One Month to More Effective Compliance on Business Ventures: Dis-linking Illegal Conduct

One of my favorite words in the context of FCPA enforcement is dis-link. It a useful adjective in explaining how certain conduct by a company must be separated from the winning of business and more broadly it works on many different levels when discussing the FCPA. This concept of dis-linking was most prominently laid out in Opinion Release 14-02. It provided one of the most concrete statements from the DOJ on the unidimensional nature of compliance in the M&A context; both in the pre-acquisition and post-acquisition phases.

Opinion Release 14-02, taken together with the steps laid out in the 2020 FCPA Resource Guide, 2nd edition, has provided the post-acquisition actions a compliance professional needs to take after the transaction is closed.
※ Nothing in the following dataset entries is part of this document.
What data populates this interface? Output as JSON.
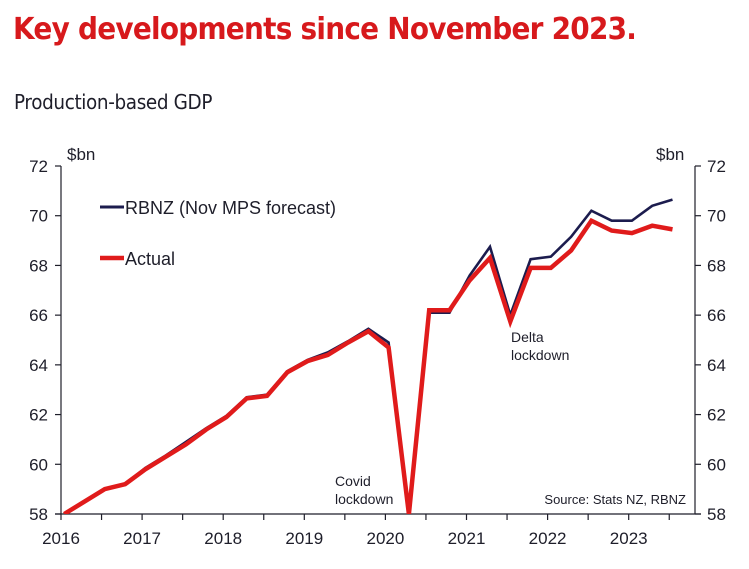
{
  "header": {
    "title": "Key developments since November 2023.",
    "subtitle": "Production-based GDP"
  },
  "colors": {
    "title": "#d7191c",
    "rbnz": "#1c1c4e",
    "actual": "#e01b1b",
    "text": "#1e1e2a"
  },
  "chart_data": {
    "type": "line",
    "title": "Production-based GDP",
    "ylabel_left": "$bn",
    "ylabel_right": "$bn",
    "xlabel": "",
    "ylim": [
      58,
      72
    ],
    "yticks": [
      58,
      60,
      62,
      64,
      66,
      68,
      70,
      72
    ],
    "xlim": [
      2016.0,
      2023.9
    ],
    "xticks": [
      "2016",
      "2017",
      "2018",
      "2019",
      "2020",
      "2021",
      "2022",
      "2023"
    ],
    "grid": false,
    "legend_position": "top-left",
    "x": [
      "2016Q1",
      "2016Q2",
      "2016Q3",
      "2016Q4",
      "2017Q1",
      "2017Q2",
      "2017Q3",
      "2017Q4",
      "2018Q1",
      "2018Q2",
      "2018Q3",
      "2018Q4",
      "2019Q1",
      "2019Q2",
      "2019Q3",
      "2019Q4",
      "2020Q1",
      "2020Q2",
      "2020Q3",
      "2020Q4",
      "2021Q1",
      "2021Q2",
      "2021Q3",
      "2021Q4",
      "2022Q1",
      "2022Q2",
      "2022Q3",
      "2022Q4",
      "2023Q1",
      "2023Q2",
      "2023Q3"
    ],
    "series": [
      {
        "name": "RBNZ (Nov MPS forecast)",
        "color": "#1c1c4e",
        "values": [
          58.0,
          58.5,
          59.0,
          59.2,
          59.85,
          60.35,
          60.9,
          61.45,
          61.95,
          62.7,
          62.8,
          63.75,
          64.2,
          64.5,
          64.95,
          65.45,
          64.9,
          58.0,
          66.1,
          66.1,
          67.6,
          68.75,
          66.0,
          68.25,
          68.35,
          69.15,
          70.2,
          69.8,
          69.8,
          70.4,
          70.65
        ]
      },
      {
        "name": "Actual",
        "color": "#e01b1b",
        "values": [
          58.0,
          58.5,
          59.0,
          59.2,
          59.8,
          60.3,
          60.8,
          61.4,
          61.9,
          62.65,
          62.75,
          63.7,
          64.15,
          64.4,
          64.9,
          65.35,
          64.7,
          58.0,
          66.2,
          66.2,
          67.4,
          68.3,
          65.75,
          67.9,
          67.9,
          68.6,
          69.8,
          69.4,
          69.3,
          69.6,
          69.45
        ]
      }
    ],
    "annotations": [
      {
        "text": [
          "Covid",
          "lockdown"
        ],
        "x": "2020Q2"
      },
      {
        "text": [
          "Delta",
          "lockdown"
        ],
        "x": "2021Q3"
      }
    ],
    "source": "Source: Stats NZ, RBNZ"
  }
}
If you cannot perform any or even an adequate pre-acquisition due diligence, the time frames you put in place after the acquisition closes will need to be compressed to make sure that you are not continuing any nefarious FCPA conduct going forward.
But it all goes back to dis-linking. If a Target is engaging in conduct that violates the FCPA but the Target itself is not subject to the jurisdiction of the FCPA, you simply cannot afford to allow that conduct to continue. If you do allow such conduct to continue your company will be actively engaging and participating in an ongoing FCPA violation. That is the final takeaway from this Opinion Release; it is allowing corruption and bribery to continue which brings companies into FCPA grief. Opinion Release 14-02 provides a roadmap of the steps you can take to prevent such exposure.
Three key takeaways:

  1. In the M&A context, the key is to dis-link any illegal conduct going forward.
  2. Opinion Release 14-02 provides the clearest roadmap for pre- and post-acquisition compliance actions in the M&A context.
  3. Never forget the Opinion Release procedure. It has been used successfully in two important M&A matters (08-02 and 14-02).